Prior to them getting to payday lockdown was announced and the furlough introduced. The two employees were clearly on the employer’s ‘books’ as at the start of the furlough scheme and they were included in the employer’s claims for wage costs for the following seven months. 

However, following a later audit, HMRC disputed that the wages for these employees should have been included in the applications for payment. The employer having received a notice that it was to repay the sums received which were in excess of £20k appealed the determination.

While guidance was provided through HMRC publications, the legal basis for CJRS claims was set out in the Treasury Directions. 

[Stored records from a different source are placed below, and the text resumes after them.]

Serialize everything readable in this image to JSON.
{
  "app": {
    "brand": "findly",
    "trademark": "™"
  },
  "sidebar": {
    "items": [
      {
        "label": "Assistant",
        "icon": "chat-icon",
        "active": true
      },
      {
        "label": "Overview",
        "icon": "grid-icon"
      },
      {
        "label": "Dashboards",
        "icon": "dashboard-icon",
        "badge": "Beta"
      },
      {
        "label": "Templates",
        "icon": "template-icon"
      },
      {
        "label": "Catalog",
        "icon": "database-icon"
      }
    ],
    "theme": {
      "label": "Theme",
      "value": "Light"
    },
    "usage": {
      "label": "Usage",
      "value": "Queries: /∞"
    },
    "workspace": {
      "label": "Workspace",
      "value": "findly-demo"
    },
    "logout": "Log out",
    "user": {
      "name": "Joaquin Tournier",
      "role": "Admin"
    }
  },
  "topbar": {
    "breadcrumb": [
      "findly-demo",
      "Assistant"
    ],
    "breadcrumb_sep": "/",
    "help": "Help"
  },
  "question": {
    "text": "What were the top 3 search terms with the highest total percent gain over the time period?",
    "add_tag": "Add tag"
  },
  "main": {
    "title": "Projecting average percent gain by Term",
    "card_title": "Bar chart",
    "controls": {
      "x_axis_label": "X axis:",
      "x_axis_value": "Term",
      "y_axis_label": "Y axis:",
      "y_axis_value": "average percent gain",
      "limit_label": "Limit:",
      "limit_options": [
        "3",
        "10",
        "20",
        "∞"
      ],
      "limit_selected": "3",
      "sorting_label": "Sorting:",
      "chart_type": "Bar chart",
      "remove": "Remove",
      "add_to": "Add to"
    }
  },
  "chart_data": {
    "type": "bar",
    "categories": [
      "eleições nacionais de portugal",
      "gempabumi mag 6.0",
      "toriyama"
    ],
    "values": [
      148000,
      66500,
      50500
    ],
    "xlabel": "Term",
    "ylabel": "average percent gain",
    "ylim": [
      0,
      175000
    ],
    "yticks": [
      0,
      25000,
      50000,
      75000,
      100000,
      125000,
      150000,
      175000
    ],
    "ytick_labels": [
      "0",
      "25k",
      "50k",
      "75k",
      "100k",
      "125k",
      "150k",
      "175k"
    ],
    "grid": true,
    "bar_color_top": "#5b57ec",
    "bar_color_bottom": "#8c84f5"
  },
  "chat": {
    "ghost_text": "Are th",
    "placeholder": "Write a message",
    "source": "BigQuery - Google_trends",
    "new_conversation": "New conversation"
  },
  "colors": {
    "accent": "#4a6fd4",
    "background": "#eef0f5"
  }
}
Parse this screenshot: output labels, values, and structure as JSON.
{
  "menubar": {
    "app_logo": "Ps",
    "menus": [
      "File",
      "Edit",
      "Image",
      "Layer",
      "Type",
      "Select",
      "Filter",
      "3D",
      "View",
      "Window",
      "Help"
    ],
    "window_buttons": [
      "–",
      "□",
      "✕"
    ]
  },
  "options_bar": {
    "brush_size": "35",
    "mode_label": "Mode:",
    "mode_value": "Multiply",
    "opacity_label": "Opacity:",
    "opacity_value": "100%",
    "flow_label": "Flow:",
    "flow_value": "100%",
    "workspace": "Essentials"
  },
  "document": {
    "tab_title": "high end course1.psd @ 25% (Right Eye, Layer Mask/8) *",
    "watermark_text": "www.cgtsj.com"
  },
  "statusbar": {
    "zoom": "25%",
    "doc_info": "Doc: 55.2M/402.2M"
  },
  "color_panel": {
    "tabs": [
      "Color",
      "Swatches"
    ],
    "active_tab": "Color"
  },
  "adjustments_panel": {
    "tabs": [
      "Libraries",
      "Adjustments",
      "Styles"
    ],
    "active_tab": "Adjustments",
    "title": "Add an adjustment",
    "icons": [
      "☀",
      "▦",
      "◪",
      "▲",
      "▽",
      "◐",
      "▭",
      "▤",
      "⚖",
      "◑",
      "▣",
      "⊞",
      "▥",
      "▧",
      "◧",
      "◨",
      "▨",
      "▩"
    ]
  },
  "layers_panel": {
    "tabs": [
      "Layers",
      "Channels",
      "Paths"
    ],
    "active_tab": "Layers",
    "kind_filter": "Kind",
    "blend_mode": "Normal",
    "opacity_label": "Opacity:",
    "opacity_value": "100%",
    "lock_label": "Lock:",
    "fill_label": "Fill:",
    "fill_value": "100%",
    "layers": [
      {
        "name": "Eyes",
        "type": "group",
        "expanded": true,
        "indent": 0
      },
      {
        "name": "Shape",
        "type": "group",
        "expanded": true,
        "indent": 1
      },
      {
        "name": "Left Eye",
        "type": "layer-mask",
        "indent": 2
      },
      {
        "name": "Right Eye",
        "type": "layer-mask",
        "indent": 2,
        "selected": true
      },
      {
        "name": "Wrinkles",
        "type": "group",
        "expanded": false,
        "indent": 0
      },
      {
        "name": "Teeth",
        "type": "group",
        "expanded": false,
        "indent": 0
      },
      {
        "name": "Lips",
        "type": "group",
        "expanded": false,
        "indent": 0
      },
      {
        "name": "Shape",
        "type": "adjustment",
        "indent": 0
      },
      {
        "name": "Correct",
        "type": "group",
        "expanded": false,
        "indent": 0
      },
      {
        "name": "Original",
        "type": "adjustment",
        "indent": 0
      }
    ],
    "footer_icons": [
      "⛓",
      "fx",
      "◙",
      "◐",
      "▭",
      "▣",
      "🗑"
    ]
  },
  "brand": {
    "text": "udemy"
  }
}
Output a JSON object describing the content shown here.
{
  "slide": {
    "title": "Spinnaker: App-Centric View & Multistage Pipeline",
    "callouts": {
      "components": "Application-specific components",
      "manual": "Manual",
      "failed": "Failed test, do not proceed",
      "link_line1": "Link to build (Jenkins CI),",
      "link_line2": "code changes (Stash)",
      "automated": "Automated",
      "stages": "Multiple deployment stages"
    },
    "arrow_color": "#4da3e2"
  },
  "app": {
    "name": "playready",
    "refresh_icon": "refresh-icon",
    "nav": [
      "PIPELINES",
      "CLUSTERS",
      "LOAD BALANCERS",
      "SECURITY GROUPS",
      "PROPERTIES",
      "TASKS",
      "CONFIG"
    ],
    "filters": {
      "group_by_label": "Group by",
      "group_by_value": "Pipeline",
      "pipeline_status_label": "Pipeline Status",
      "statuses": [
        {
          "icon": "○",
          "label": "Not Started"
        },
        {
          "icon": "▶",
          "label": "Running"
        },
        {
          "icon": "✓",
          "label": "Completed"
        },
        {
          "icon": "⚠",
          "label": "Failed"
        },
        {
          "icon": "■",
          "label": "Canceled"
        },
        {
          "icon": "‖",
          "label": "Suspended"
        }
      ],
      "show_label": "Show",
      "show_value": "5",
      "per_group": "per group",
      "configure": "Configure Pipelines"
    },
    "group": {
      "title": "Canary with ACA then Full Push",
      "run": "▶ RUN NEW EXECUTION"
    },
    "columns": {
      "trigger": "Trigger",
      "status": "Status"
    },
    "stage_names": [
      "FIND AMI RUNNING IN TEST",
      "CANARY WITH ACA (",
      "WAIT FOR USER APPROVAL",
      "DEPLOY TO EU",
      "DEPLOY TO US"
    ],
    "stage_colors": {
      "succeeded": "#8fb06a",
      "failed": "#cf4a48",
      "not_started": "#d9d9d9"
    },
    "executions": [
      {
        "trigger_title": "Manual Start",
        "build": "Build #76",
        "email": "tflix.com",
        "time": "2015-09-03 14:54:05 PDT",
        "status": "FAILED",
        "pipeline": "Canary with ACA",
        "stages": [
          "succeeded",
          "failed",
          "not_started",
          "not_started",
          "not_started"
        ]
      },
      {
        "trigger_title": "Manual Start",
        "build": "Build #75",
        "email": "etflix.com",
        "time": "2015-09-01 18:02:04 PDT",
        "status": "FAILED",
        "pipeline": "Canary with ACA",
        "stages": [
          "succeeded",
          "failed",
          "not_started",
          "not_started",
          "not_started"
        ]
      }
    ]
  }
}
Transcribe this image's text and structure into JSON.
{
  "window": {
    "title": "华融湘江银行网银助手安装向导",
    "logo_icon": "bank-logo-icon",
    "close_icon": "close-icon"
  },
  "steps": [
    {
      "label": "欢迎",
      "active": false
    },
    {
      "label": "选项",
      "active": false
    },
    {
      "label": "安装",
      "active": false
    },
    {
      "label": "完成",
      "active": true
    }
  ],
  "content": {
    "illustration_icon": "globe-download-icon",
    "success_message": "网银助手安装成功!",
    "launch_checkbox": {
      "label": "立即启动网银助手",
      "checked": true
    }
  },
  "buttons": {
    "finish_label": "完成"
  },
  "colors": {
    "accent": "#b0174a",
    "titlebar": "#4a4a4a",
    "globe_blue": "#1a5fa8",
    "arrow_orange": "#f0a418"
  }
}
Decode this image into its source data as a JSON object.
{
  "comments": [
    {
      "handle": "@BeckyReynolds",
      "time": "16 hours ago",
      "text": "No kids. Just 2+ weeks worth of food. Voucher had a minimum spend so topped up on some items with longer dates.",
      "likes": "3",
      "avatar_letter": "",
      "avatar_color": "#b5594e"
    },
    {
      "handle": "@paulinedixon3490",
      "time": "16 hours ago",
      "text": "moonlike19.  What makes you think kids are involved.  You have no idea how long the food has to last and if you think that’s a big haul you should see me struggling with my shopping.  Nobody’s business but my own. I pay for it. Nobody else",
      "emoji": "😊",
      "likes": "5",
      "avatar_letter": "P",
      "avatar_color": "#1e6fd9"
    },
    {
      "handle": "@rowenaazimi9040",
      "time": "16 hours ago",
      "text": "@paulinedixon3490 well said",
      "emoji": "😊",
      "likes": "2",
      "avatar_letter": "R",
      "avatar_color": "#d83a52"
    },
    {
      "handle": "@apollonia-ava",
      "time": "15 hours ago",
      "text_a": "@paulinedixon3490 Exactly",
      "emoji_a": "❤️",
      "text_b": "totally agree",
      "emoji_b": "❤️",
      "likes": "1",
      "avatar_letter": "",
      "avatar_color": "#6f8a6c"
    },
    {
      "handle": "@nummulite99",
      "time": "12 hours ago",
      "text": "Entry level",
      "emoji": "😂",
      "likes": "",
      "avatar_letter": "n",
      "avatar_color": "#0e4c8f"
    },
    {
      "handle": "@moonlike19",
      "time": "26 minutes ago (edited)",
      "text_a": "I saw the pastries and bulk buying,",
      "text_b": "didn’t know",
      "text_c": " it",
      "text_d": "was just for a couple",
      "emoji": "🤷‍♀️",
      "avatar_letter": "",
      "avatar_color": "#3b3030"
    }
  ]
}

The first two of these Treasury Directions provided that for wage payments to qualify under the CJRS the payment of earnings to that employee must have been included in an RTI PAYE submission made to HMRC not later than 19 March 2020. 

HMRC had correctly identified that neither of these employees had been included on payroll until 26 March 2020. 

The subsequent Treasury Directions provided that an employer could only claim for wages in respect of employees claimed for under the earlier Directions. While the two employees had been included in the earlier claims it was held that the reference in the Direction could only mean valid earlier claims.  

It followed that they had been wrongly included in claims throughout the seven-month period.

The case reminds us of the very real problems that employers and employees faced as at the start of the first Covid-19 lockdown. The CJRS was a welcome intervention but the detail behind the scheme had the capacity to catch out the unwary. 

This decision shows that even where employers had acted in the spirit of the legislation by avoiding redundancies, there is a risk that some employees may have been wrongly included in claims due to the date they were first included on payroll returns.  

That could lead now to repayments needing to be made to HMRC. In some cases where the claims were ongoing over a period of months the amounts involved could be substantial. This is likely a concern for many employers who find that these historic claims may now be under scrutiny in an audit.